My knowledge of astronomy was decent because my grandfather had always been interested, and he had taught my brothers and me about the major constellations when we were young. Later, I’d studied it a little at Cornell. I’d forgotten much of it, but Keaton didn’t seem to care—he was eager to hunt for anything I suggested might be visible tonight, and asked a ton of smart, curious questions about each star or planet I pointed out.

Sylvia joined us a couple minutes later.

“Is it working?” she asked, sliding the glass door shut behind her before shuffling through the snow in her unlaced boots.

“Yes!” Keaton shouted. “And Henry says I might be able to see an interstellar comet!”

“Wow.” She laughed, her breath escaping in little white puffs, and looked at me. “Is this true?”

“It’s true. Some guy discovered it in August and it’s supposed to be closest to Earth this month. They call it the Christmas Comet.”

“And how do you know this?” she asked.

I shrugged. “I’m part science nerd, remember?”

“And he showed me where to find . . .” Keaton looked at me for guidance. “Pegasus?”

“Perseus,” I corrected.

“Perseus,” he repeated. “Come and look, Mom. I’ll tell you where it is.”

Sylvia bent forward and looked through the lens. “Okay, what am I looking for?”

“First, you find the stars that make the W,” he told her, repeating what I’d said. “Can you see them?”

“Yes,” she said after a moment.

“That’s . . .” Again Keaton looked at me.

“Cassiopeia,” I said.

“Cassiopeia,” he echoed, his breath thick and white in the frigid night air. “Now look below the left part of the zig-zag. Can you see a cluster of stars there?”

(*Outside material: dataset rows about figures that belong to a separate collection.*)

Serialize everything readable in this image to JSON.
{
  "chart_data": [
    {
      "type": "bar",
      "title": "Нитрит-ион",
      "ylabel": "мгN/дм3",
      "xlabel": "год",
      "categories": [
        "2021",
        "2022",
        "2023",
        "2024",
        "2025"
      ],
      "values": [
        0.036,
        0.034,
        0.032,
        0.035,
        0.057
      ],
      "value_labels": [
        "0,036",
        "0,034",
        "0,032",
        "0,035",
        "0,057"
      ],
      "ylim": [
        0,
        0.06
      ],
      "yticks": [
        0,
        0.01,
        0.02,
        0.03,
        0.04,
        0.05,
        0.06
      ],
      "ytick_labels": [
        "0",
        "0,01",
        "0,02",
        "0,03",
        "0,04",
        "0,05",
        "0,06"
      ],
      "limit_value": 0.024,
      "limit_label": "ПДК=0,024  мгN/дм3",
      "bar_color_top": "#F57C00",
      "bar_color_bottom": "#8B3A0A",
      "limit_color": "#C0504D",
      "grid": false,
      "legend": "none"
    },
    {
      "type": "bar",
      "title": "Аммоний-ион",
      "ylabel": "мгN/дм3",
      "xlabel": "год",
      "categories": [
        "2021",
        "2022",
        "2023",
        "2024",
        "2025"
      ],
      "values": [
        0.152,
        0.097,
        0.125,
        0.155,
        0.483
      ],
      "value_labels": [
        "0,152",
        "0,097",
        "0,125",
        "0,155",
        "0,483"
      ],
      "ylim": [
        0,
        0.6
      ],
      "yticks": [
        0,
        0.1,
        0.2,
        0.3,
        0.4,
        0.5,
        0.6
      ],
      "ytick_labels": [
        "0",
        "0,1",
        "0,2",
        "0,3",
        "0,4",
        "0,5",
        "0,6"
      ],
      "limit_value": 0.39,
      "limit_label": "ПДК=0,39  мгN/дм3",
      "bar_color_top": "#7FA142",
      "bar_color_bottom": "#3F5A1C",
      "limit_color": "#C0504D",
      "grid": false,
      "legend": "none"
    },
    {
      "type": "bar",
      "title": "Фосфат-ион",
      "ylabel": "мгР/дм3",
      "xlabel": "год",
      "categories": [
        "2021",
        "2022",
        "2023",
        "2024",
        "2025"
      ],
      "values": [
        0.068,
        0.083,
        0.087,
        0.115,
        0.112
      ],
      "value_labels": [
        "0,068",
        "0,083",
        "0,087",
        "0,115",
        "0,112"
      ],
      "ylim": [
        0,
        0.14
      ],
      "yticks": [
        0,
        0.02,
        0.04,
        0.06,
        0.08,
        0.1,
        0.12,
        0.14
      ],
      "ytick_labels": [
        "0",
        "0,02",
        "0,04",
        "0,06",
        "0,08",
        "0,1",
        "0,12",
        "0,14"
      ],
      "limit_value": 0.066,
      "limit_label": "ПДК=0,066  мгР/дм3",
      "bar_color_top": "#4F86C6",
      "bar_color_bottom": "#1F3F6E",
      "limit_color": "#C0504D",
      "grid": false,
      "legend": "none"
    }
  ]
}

“I think so. Is that Perseus?”

“Yes. Henry was just telling me the story. Did you know that constellations have stories?”

“Yes, but I don’t know many of them.” Sylvia straightened up and let her son look through the telescope again. Shivering in the cold, she turned to me. “What’s the story of Perseus?”

I wanted so badly to put my arms around her and warm her up, but I stayed a respectable three feet away. “Well, I’m probably not remembering every detail exactly right, but Perseus was the grandson of a Greek king who’d been told his grandson was going to kill him. So to prevent a grandson from even being born, he locked his own daughter up in a tower.”

“Always the tower,” she said with a sigh.

“Don’t worry. Zeus fell in love with her and visited her in the form of, um”—I glanced at Keaton—“golden rain. Which falls into her lap and causes her to get pregnant.”

Sylvia laughed. “Go on.”

“So the king is really mad about the baby and locks them both in a trunk, then throws the trunk out to sea.”

Sylvia gave Keaton a swat on the behind. “Remember this when you think I’m being too harsh.”

I grinned. “Then Zeus rescues them and they end up on this island for years, where someone—and I can’t even remember who or why—tells teenage Perseus he has to go bring back Medusa’s head.”

“Is she the one with snakes for hair?” Keaton asked.

“That’s right. So no one actually thinks Perseus will be able to do it, but he does, and along the way he also falls in love with this beautiful girl named Andromeda. She was chained to a rock and left to die by her parents.”